Estudo mostra influência de páginas do Facebook nas eleições e na democracia brasileira

Reportagem sobre resultados do Grupo de Pesquisa ‘Democracia e Tecnologias Digitais’ no RIC Mais

Crédito: Pexels, RIC Mais

Estudantes de Mestrado em Direito da uma universidade privada de Curitiba produziram um trabalho científico que envolve eleições, redes sociais e democracia. Eles analisaram o ganho de escala e a capilaridade que 27 páginas do Facebook foram capazes de alcançar entre os anos de 2010 e 2020 e identificaram que 2015 foi o “momento-chave” para o crescimento contínuo desses perfis.

Por meio de 206,6 mil publicações, foram geradas 253,7 milhões de interações nas postagens ao longo do período analisado, sendo que a grande maioria (87,9%) foi por meio de curtidas e compartilhamentos. As páginas analisadas são públicas e integram um universo de diferentes plataformas – geridas pela mesma pessoa ou grupo – que foram consideradas produtoras e difusoras de “Fake News” por uma Consultoria Legislativa da Câmara de Deputados.

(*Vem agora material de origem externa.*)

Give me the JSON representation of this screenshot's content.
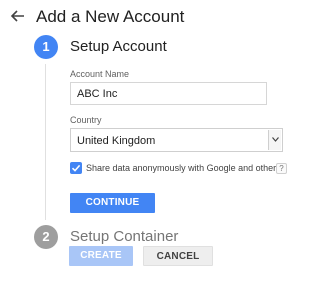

A pesquisa também identificou os momentos em que tais perfis cresceram de forma acentuada, a ponto de o gráfico de desempenho formar hipérboles. Fazendo uso de ferramentas de estatística descritiva e do próprio CrowdTangle, aplicativo de navegação no Facebook que segue o conceito de posts “overperforming” (mais populares), os pesquisadores verificaram três momentos em que fica evidente o salto na produção de posts e interações. São eles: eleições majoritárias em 2018, o primeiro ano de mandato do presidente da República Jair Bolsonaro, em 2019, e o primeiro ano da pandemia de Covid-19, até meados de 2020. O levantamento é resultado de um estudo inédito sobre fake news e eleições, apresentado pela Universidade Positivo (UP) ao Facebook.

Ainda levando em conta o número de postagens e interações, o segundo semestre de 2020 apresenta uma queda acentuada da dinâmica do universo das 27 páginas, em especial, após os mandados judiciais expedidos pelo ministro Alexandre de Moraes, do Supremo Tribunal Federal (STF), nos Inquéritos das Fake News e dos Atos Antidemocráticos.

Os dados da CPI das Fake News foram extraídos e analisados pelo Grupo de Pesquisa sobre Democracia e Tecnologias Digitais do Mestrado em Direito da UP. 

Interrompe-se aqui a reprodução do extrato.